Japan minister calls for new world order to counter rise of authoritarian regimes

Japan's Minister of Economy, Trade and Industry Yasutoshi Nishimura arrives at Prime Minister Fumio Kishida's official residence in Tokyo

By David Brunnstrom and Michael Martina

WASHINGTON (Reuters) -Japan's trade and industry minister said on Thursday post-Cold War free trade and economic inter-dependence had bolstered authoritarian regimes and the United States and like-minded democracies should counter them with a "new world order."

"Authoritarian countries have amassed tremendous power, both economically and militarily," Japan's Minister of Economy, Trade and Industry Yasutoshi Nishimura said in a speech at the Center for Strategic and International Studies in Washington.

"We must rebuild a world order based on the fundamental values of freedom, democracy, human rights and the rule of law," he added.
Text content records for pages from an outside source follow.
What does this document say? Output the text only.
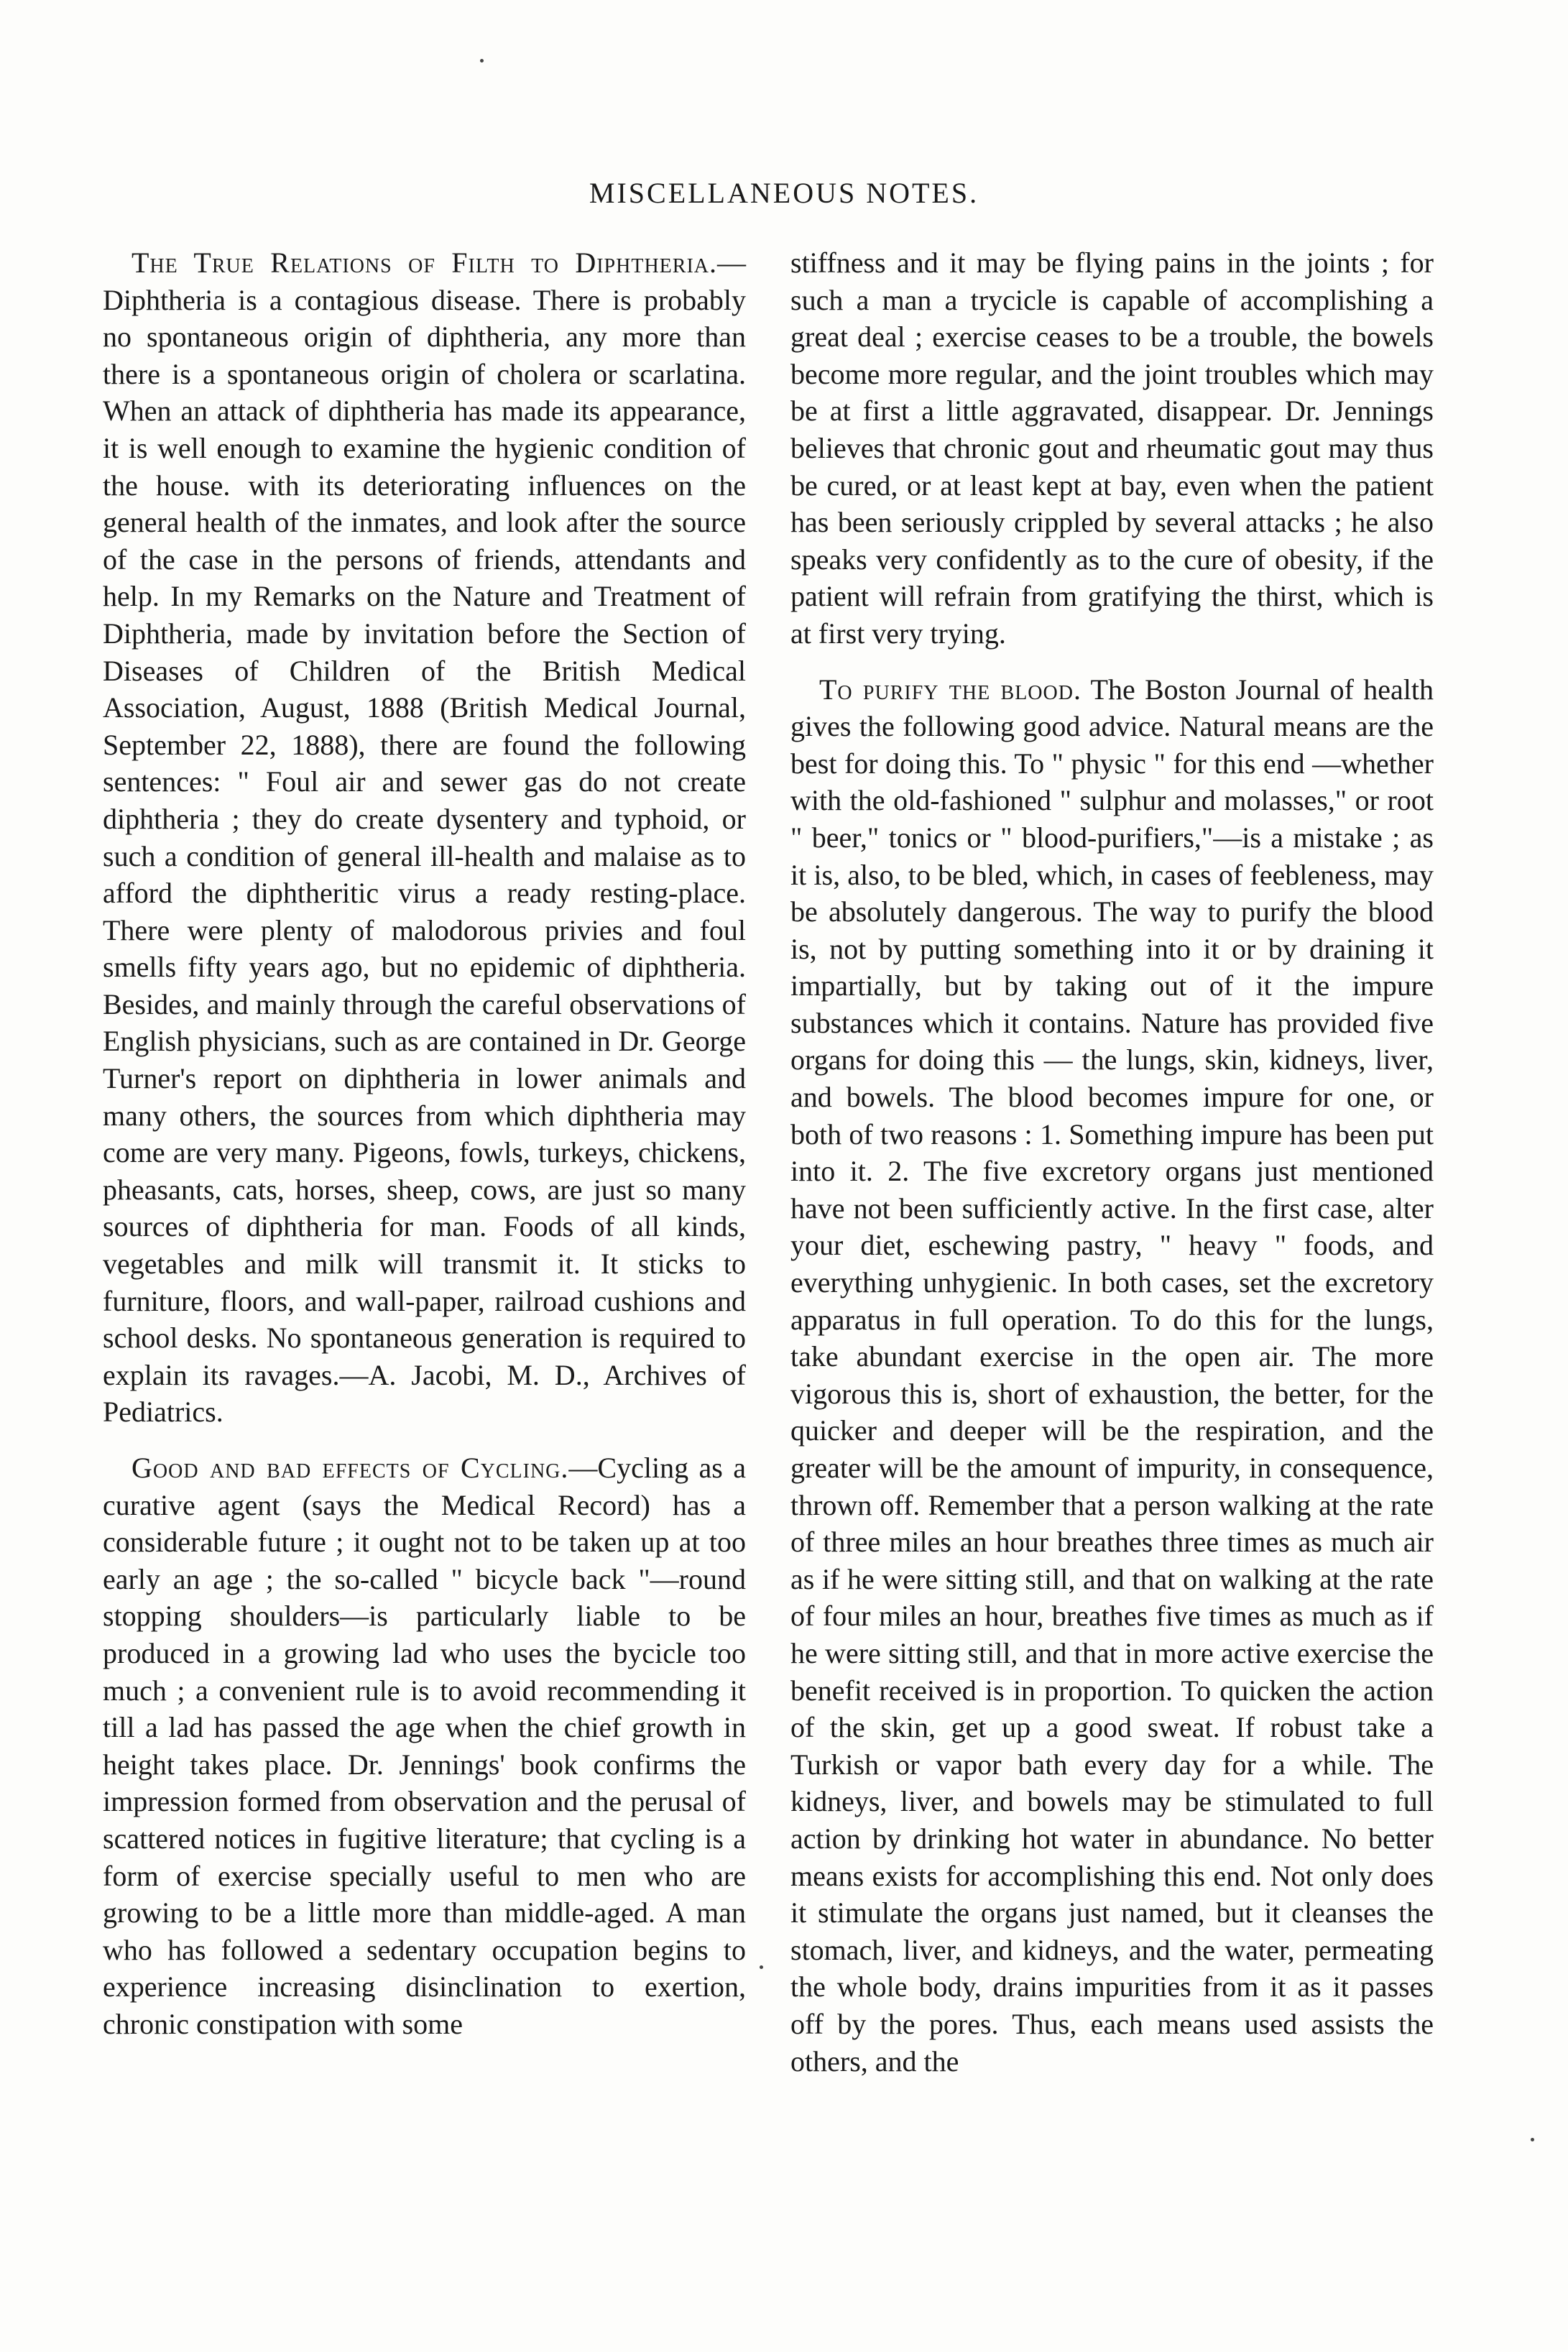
MISCELLANEOUS NOTES.

The True Relations of Filth to Diphtheria.—Diphtheria is a contagious disease. There is probably no spontaneous origin of diphtheria, any more than there is a spontaneous origin of cholera or scarlatina. When an attack of diphtheria has made its appearance, it is well enough to examine the hygienic condition of the house. with its deteriorating influences on the general health of the inmates, and look after the source of the case in the persons of friends, attendants and help. In my Remarks on the Nature and Treatment of Diphtheria, made by invitation before the Section of Diseases of Children of the British Medical Association, August, 1888 (British Medical Journal, September 22, 1888), there are found the following sentences: " Foul air and sewer gas do not create diphtheria ; they do create dysentery and typhoid, or such a condition of general ill-health and malaise as to afford the diphtheritic virus a ready resting-place. There were plenty of malodorous privies and foul smells fifty years ago, but no epidemic of diphtheria. Besides, and mainly through the careful observations of English physicians, such as are contained in Dr. George Turner's report on diphtheria in lower animals and many others, the sources from which diphtheria may come are very many. Pigeons, fowls, turkeys, chickens, pheasants, cats, horses, sheep, cows, are just so many sources of diphtheria for man. Foods of all kinds, vegetables and milk will transmit it. It sticks to furniture, floors, and wall-paper, railroad cushions and school desks. No spontaneous generation is required to explain its ravages.—A. Jacobi, M. D., Archives of Pediatrics.

Good and bad effects of Cycling.—Cycling as a curative agent (says the Medical Record) has a considerable future ; it ought not to be taken up at too early an age ; the so-called " bicycle back "—round stopping shoulders—is particularly liable to be produced in a growing lad who uses the bycicle too much ; a convenient rule is to avoid recommending it till a lad has passed the age when the chief growth in height takes place. Dr. Jennings' book confirms the impression formed from observation and the perusal of scattered notices in fugitive literature; that cycling is a form of exercise specially useful to men who are growing to be a little more than middle-aged. A man who has followed a sedentary occupation begins to experience increasing disinclination to exertion, chronic constipation with some

stiffness and it may be flying pains in the joints ; for such a man a trycicle is capable of accomplishing a great deal ; exercise ceases to be a trouble, the bowels become more regular, and the joint troubles which may be at first a little aggravated, disappear. Dr. Jennings believes that chronic gout and rheumatic gout may thus be cured, or at least kept at bay, even when the patient has been seriously crippled by several attacks ; he also speaks very confidently as to the cure of obesity, if the patient will refrain from gratifying the thirst, which is at first very trying.

To purify the blood. The Boston Journal of health gives the following good advice. Natural means are the best for doing this. To " physic " for this end —whether with the old-fashioned " sulphur and molasses," or root " beer," tonics or " blood-purifiers,"—is a mistake ; as it is, also, to be bled, which, in cases of feebleness, may be absolutely dangerous. The way to purify the blood is, not by putting something into it or by draining it impartially, but by taking out of it the impure substances which it contains. Nature has provided five organs for doing this — the lungs, skin, kidneys, liver, and bowels. The blood becomes impure for one, or both of two reasons : 1. Something impure has been put into it. 2. The five excretory organs just mentioned have not been sufficiently active. In the first case, alter your diet, eschewing pastry, " heavy " foods, and everything unhygienic. In both cases, set the excretory apparatus in full operation. To do this for the lungs, take abundant exercise in the open air. The more vigorous this is, short of exhaustion, the better, for the quicker and deeper will be the respiration, and the greater will be the amount of impurity, in consequence, thrown off. Remember that a person walking at the rate of three miles an hour breathes three times as much air as if he were sitting still, and that on walking at the rate of four miles an hour, breathes five times as much as if he were sitting still, and that in more active exercise the benefit received is in proportion. To quicken the action of the skin, get up a good sweat. If robust take a Turkish or vapor bath every day for a while. The kidneys, liver, and bowels may be stimulated to full action by drinking hot water in abundance. No better means exists for accomplishing this end. Not only does it stimulate the organs just named, but it cleanses the stomach, liver, and kidneys, and the water, permeating the whole body, drains impurities from it as it passes off by the pores. Thus, each means used assists the others, and the
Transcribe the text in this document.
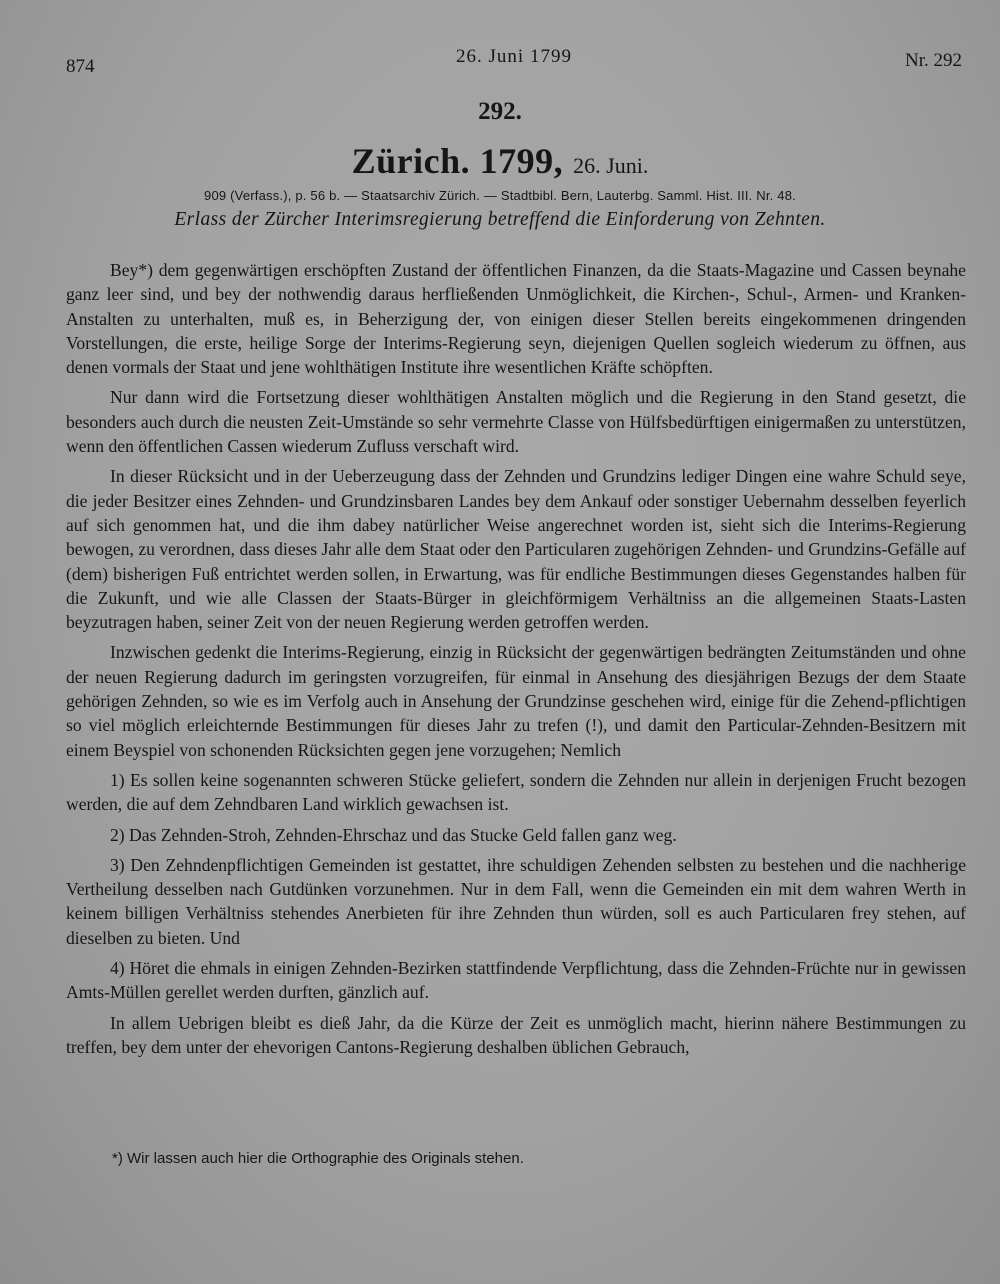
874	26. Juni 1799	Nr. 292
292.
Zürich. 1799, 26. Juni.
909 (Verfass.), p. 56 b. — Staatsarchiv Zürich. — Stadtbibl. Bern, Lauterbg. Samml. Hist. III. Nr. 48.
Erlass der Zürcher Interimsregierung betreffend die Einforderung von Zehnten.

Bey*) dem gegenwärtigen erschöpften Zustand der öffentlichen Finanzen, da die Staats-Magazine und Cassen beynahe ganz leer sind, und bey der nothwendig daraus herfließenden Unmöglichkeit, die Kirchen-, Schul-, Armen- und Kranken-Anstalten zu unterhalten, muß es, in Beherzigung der, von einigen dieser Stellen bereits eingekommenen dringenden Vorstellungen, die erste, heilige Sorge der Interims-Regierung seyn, diejenigen Quellen sogleich wiederum zu öffnen, aus denen vormals der Staat und jene wohlthätigen Institute ihre wesentlichen Kräfte schöpften.

Nur dann wird die Fortsetzung dieser wohlthätigen Anstalten möglich und die Regierung in den Stand gesetzt, die besonders auch durch die neusten Zeit-Umstände so sehr vermehrte Classe von Hülfsbedürftigen einigermaßen zu unterstützen, wenn den öffentlichen Cassen wiederum Zufluss verschaft wird.

In dieser Rücksicht und in der Ueberzeugung dass der Zehnden und Grundzins lediger Dingen eine wahre Schuld seye, die jeder Besitzer eines Zehnden- und Grundzinsbaren Landes bey dem Ankauf oder sonstiger Uebernahm desselben feyerlich auf sich genommen hat, und die ihm dabey natürlicher Weise angerechnet worden ist, sieht sich die Interims-Regierung bewogen, zu verordnen, dass dieses Jahr alle dem Staat oder den Particularen zugehörigen Zehnden- und Grundzins-Gefälle auf (dem) bisherigen Fuß entrichtet werden sollen, in Erwartung, was für endliche Bestimmungen dieses Gegenstandes halben für die Zukunft, und wie alle Classen der Staats-Bürger in gleichförmigem Verhältniss an die allgemeinen Staats-Lasten beyzutragen haben, seiner Zeit von der neuen Regierung werden getroffen werden.

Inzwischen gedenkt die Interims-Regierung, einzig in Rücksicht der gegenwärtigen bedrängten Zeitumständen und ohne der neuen Regierung dadurch im geringsten vorzugreifen, für einmal in Ansehung des diesjährigen Bezugs der dem Staate gehörigen Zehnden, so wie es im Verfolg auch in Ansehung der Grundzinse geschehen wird, einige für die Zehend-pflichtigen so viel möglich erleichternde Bestimmungen für dieses Jahr zu trefen (!), und damit den Particular-Zehnden-Besitzern mit einem Beyspiel von schonenden Rücksichten gegen jene vorzugehen; Nemlich

1) Es sollen keine sogenannten schweren Stücke geliefert, sondern die Zehnden nur allein in derjenigen Frucht bezogen werden, die auf dem Zehndbaren Land wirklich gewachsen ist.

2) Das Zehnden-Stroh, Zehnden-Ehrschaz und das Stucke Geld fallen ganz weg.

3) Den Zehndenpflichtigen Gemeinden ist gestattet, ihre schuldigen Zehenden selbsten zu bestehen und die nachherige Vertheilung desselben nach Gutdünken vorzunehmen. Nur in dem Fall, wenn die Gemeinden ein mit dem wahren Werth in keinem billigen Verhältniss stehendes Anerbieten für ihre Zehnden thun würden, soll es auch Particularen frey stehen, auf dieselben zu bieten. Und

4) Höret die ehmals in einigen Zehnden-Bezirken stattfindende Verpflichtung, dass die Zehnden-Früchte nur in gewissen Amts-Müllen gerellet werden durften, gänzlich auf.

In allem Uebrigen bleibt es dieß Jahr, da die Kürze der Zeit es unmöglich macht, hierinn nähere Bestimmungen zu treffen, bey dem unter der ehevorigen Cantons-Regierung deshalben üblichen Gebrauch,

*) Wir lassen auch hier die Orthographie des Originals stehen.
Nishimura spoke ahead of a visit to Washington next week by Japanese Prime Minister Fumio Kishida for talks expected to cover issues including Ukraine, North Korea and China's tensions with Taiwan. That summit will be preceded by talks between defense and foreign ministers of the two countries.

Kishida said this week he would discuss Tokyo's new security policy after Washington's key ally in countering China's growing might in Asia last month unveiled its biggest military build-up since World War Two.

Nishimura's call to arms comes amid growing concern after Russia's invasion of Ukraine that Beijing and Moscow will use their control over energy resources and sway over manufacturing supply chains to stop the United States, Japan, Europe and others from opposing their diplomatic and military goals.

Leaders from the Group of Seven industrialized nations are likely to discuss how to respond to economic coercion when they meet in May in the Japanese city of Hiroshima, Nishimura said.

"We might need to make preparations to identify the choke points of countries wanting to engage in coercion and then take countermeasures if necessary," he said.

Nishimura warned that democracies need to protect their industrial power and guard against the loss of technologies, particularly those that could be diverted to military use.

He urged that U.S.-Japan cooperation extend beyond semiconductors to biotechnology, artificial intelligence and quantum science.

He also promised to work more closely with Washington on export controls, although he did not say whether Tokyo would match the sweeping restriction on exports of chip manufacturing equipment imposed by U.S. President Joe Biden's administration in October.

"It is ... absolutely imperative for us to reinforce our cooperation in the area of export controls," he said. "We will implement strict export controls grounded in international cooperation while engaging closely in the exchange of views with the United States and other relevant countries."

Nishimura met with U.S. Commerce Secretary Gina Raimondo ahead of his speech. A Commerce Department statement said they discussed the importance of working together on research and development and export controls.

The statement said they were joined by executives from International Business Machines Corp and Japan's Rapidus Corp who shared an overview of their collaboration on semiconductor R&D.

The Biden administration said in October it planned to ink a deal with allies in the near-term to bring them on board with sweeping new U.S. rules curbing China's access to sophisticated chipmaking tools in a bid to slow its technological and military advances.

Nishimura is to meet with U.S. Trade Representative Katherine Tai on Friday to sign a memorandum for the launch of a task force to promote human rights and international labor standards in supply chains, the U.S. Trade Department said.

Japan's Yomiuri Shimbun newspaper cited Japanese officials as saying the move was spurred by issues such as alleged forced labor of minority Muslims in China's Xinjiang region and the new body will aim to promulgate within Japan regulations that Washington has strengthened to tackle such problems.